Кончилось тем, что пришлось встать, одеться, выкурить папиросу, уйти на улицу. Ненормальное сердцебиение прекратилось, к ногам и рукам вернулось тепло, оставалось только усмехнуться своей чувствительности. Но старуха все равно не хотела уходить: она заставляла связывать ее с сонным и как бы мертвым городом, с вечным сиянием луны, с небом и звездами. Отчего так верит человек в вечную жизнь, отчего так жаждет ее с самого начала своего существования? Все понимают неизбежность смерти, и никто не хочет забвения. Самое страшное - исчезнуть совсем. Но разве все это, что существует на земле, исчезает бесследно? Разве уносится отсюда и распыляется? Все остается.
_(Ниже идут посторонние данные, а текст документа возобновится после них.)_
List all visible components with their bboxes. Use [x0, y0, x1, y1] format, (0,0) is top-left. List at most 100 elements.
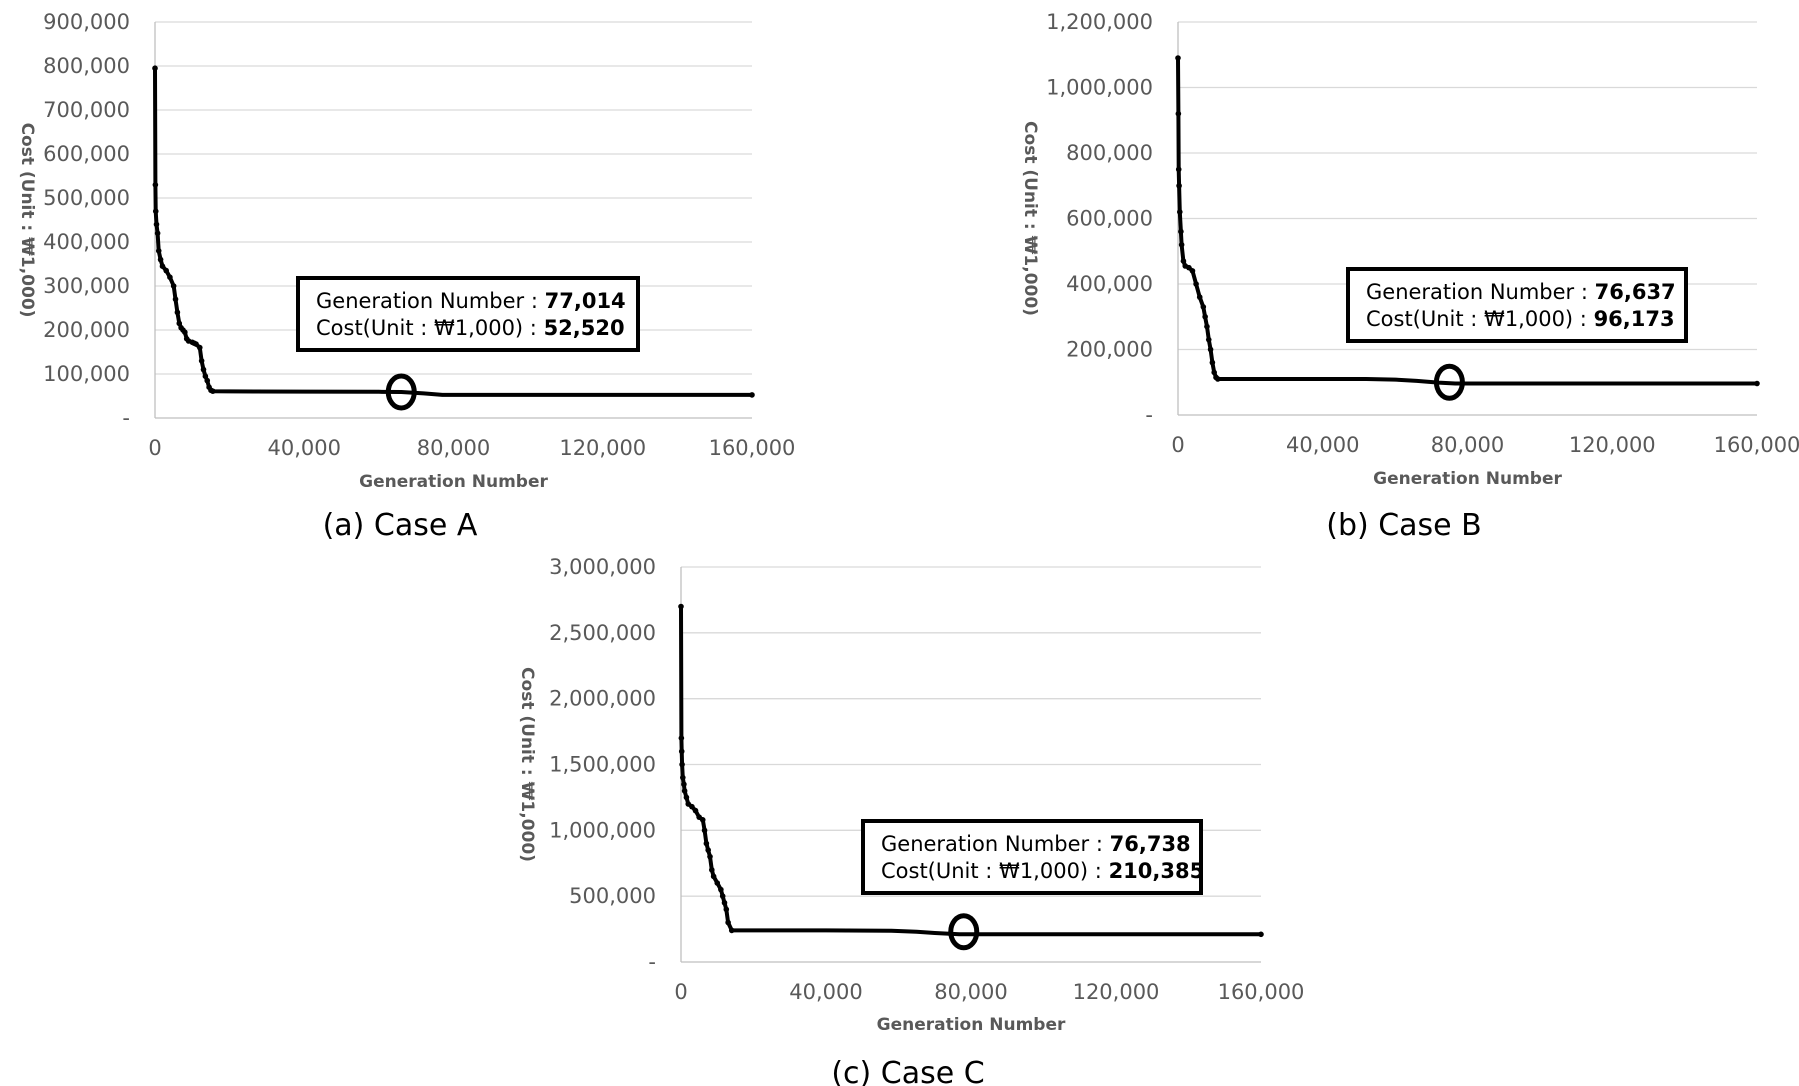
data-point: [1207, 346, 1214, 353]
y-axis-title-b: Cost (Unit : ₩1,000): [1020, 121, 1040, 316]
x-axis-title-c: Generation Number: [877, 1015, 1066, 1035]
y-tick-label: 600,000: [1066, 207, 1153, 231]
panel-b: - 200,000 400,000 600,000 800,000 1,000,000 1,…: [1020, 10, 1799, 543]
x-tick-label: 40,000: [268, 436, 341, 460]
y-tick-label: 900,000: [43, 10, 130, 34]
annotation-line1-label-b: Generation Number :: [1366, 280, 1595, 304]
y-tick-label: 2,500,000: [549, 621, 656, 645]
data-point: [725, 919, 731, 926]
data-point: [714, 880, 721, 886]
data-point: [204, 377, 211, 384]
data-point: [718, 886, 724, 893]
annotation-box-c: [861, 819, 1203, 895]
data-point: [1211, 369, 1217, 376]
data-point: [1196, 294, 1203, 300]
data-point: [1177, 209, 1183, 215]
data-point: [1175, 110, 1182, 117]
data-point: [678, 748, 685, 755]
data-point: [680, 774, 686, 781]
data-point: [1209, 359, 1216, 366]
data-point: [1202, 313, 1208, 320]
data-point: [1205, 336, 1212, 343]
y-tick-label: 200,000: [1066, 338, 1153, 362]
data-point: [705, 847, 711, 853]
data-point: [198, 358, 205, 364]
y-ticks-a: - 100,000 200,000 300,000 400,000 500,000 600,…: [43, 10, 130, 430]
data-point: [683, 794, 690, 801]
caption-b: (b) Case B: [1326, 508, 1482, 543]
panel-a: - 100,000 200,000 300,000 400,000 500,000 600,…: [17, 10, 795, 543]
data-point: [681, 788, 688, 794]
annotation-line2-value-b: 96,173: [1594, 307, 1675, 331]
x-tick-label: 0: [148, 436, 161, 460]
data-point: [182, 329, 188, 336]
x-tick-label: 0: [1171, 433, 1184, 457]
data-point: [170, 283, 177, 289]
data-point: [1215, 376, 1221, 382]
y-tick-label: 200,000: [43, 318, 130, 342]
y-tick-label: 400,000: [43, 230, 130, 254]
x-tick-label: 80,000: [1431, 433, 1504, 457]
data-point: [1178, 241, 1185, 248]
data-point: [1754, 380, 1760, 387]
y-tick-label: 1,200,000: [1046, 10, 1153, 34]
data-point: [163, 267, 169, 274]
y-ticks-b: - 200,000 400,000 600,000 800,000 1,000,000 1,…: [1046, 10, 1153, 427]
y-tick-label: -: [648, 950, 656, 974]
y-tick-label: 1,000,000: [1046, 76, 1153, 100]
annotation-line2-value-a: 52,520: [544, 316, 625, 340]
data-point: [196, 344, 203, 351]
y-tick-label: 700,000: [43, 98, 130, 122]
optimum-circle-a: [385, 373, 417, 411]
data-point: [193, 341, 199, 347]
annotation-line2-value-c: 210,385: [1109, 859, 1205, 883]
data-point: [172, 296, 179, 303]
optimum-circle-c: [948, 913, 980, 951]
x-tick-label: 120,000: [1569, 433, 1656, 457]
y-tick-label: 600,000: [43, 142, 130, 166]
annotation-line1-c: Generation Number : 76,738: [881, 832, 1191, 856]
y-tick-label: 300,000: [43, 274, 130, 298]
x-axis-title-a: Generation Number: [359, 472, 548, 492]
data-point: [154, 230, 161, 236]
x-axis-title-b: Generation Number: [1373, 469, 1562, 489]
x-tick-label: 160,000: [1218, 980, 1305, 1004]
data-point: [152, 65, 158, 71]
data-point: [721, 899, 728, 906]
y-ticks-c: - 500,000 1,000,000 1,500,000 2,000,000 2,500…: [549, 555, 656, 974]
data-point: [719, 893, 726, 899]
data-point: [699, 817, 706, 823]
data-point: [1176, 182, 1182, 189]
data-point: [1204, 323, 1210, 330]
data-point: [681, 781, 687, 788]
data-point: [155, 248, 162, 254]
x-tick-label: 120,000: [1073, 980, 1160, 1004]
data-point: [678, 603, 684, 610]
annotation-line1-value-c: 76,738: [1110, 832, 1191, 856]
x-tick-label: 0: [674, 980, 687, 1004]
y-tick-label: 800,000: [1066, 141, 1153, 165]
data-point: [157, 256, 164, 263]
y-tick-label: 2,000,000: [549, 687, 656, 711]
data-point: [1175, 55, 1181, 61]
panel-c: - 500,000 1,000,000 1,500,000 2,000,000 2,500…: [517, 555, 1304, 1086]
data-point: [689, 803, 695, 810]
y-tick-label: 3,000,000: [549, 555, 656, 579]
data-point: [1189, 268, 1196, 274]
data-point: [723, 906, 730, 913]
y-tick-label: 500,000: [569, 884, 656, 908]
annotation-line1-label-c: Generation Number :: [881, 832, 1110, 856]
annotation-line1-b: Generation Number : 76,637: [1366, 280, 1676, 304]
data-point: [701, 827, 708, 834]
x-ticks-b: 0 40,000 80,000 120,000 160,000: [1171, 433, 1799, 457]
data-point: [200, 366, 207, 373]
y-axis-title-a: Cost (Unit : ₩1,000): [17, 123, 37, 318]
x-ticks-c: 0 40,000 80,000 120,000 160,000: [674, 980, 1304, 1004]
x-tick-label: 40,000: [789, 980, 862, 1004]
annotation-line2-c: Cost(Unit : ₩1,000) : 210,385: [881, 859, 1204, 883]
data-point: [703, 840, 710, 847]
data-point: [152, 182, 159, 188]
annotation-box-a: [296, 276, 640, 352]
y-tick-label: 800,000: [43, 54, 130, 78]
Горы обращаются в песок, вода в пар, трава в перегной, и разве не прав Восток, поющий, что в глине кувшина звенит душа древнего пьяницы?.. Наша сознательная жизнь, может быть, только лучший и самый прекрасный (или не самый лучший) отрезок нашего вечного существования, веселый и щедрый подарок природы, забава бога, эксперимент материи, в своем саморазвитии стремящейся от простого к сложному. Самое совершенное создание, радующее ее сегодня, завтра уже кажется хуже и примитивнее, и она отбрасывает его, чтобы двигаться дальше... И вносит поправки в Идеал. Чтобы вдруг не достичь его и, стало быть, не остановиться. В самом деле, отчего природа не боится повторяться, не боится работать и работать, каждый год умерщвляя миллиарды миллиардов жизней и воссоздавая их снова? И разве человеческое общество в своем развитии не повторяет одного и того же, но тем самым, хоть и медленно, не переходит вверх со ступеньки на ступеньку - тоже к своему Идеалу, тоже от простого к непростому?.. Если есть бог,- то он ученый, лохматый, безжалостный и одержимый. Он ставит опыт за опытом, опыт за опытом - и не прекратит этого никогда... Постоим над морем, покурим, подумаем, как показать ему, что трудится он не зря, что кое-чего он добился, слепив нас из праха, воды и огня. Пусть улыбнется, пусть блеснет в его глазах счастливая догадка, что он не на ложном пути. Пусть он отметит и запомнит нас, как пик этапа, как белую мышку, которая одна из тысячи подопытных мышек нашла ход из лабиринта... Ночь перемежается днем, зима - летом, жизнь - смертью, а зло добром. Человек и ничтожен, и глуп, низок и коварен, и человек высок и мудр, прекрасен и бесстрашен. Человек заслуживает внимания. Все в человеке заслуживает внимания. Как любит говорить Чехов, для писателя, как для химика, ничего грязного в природе нет.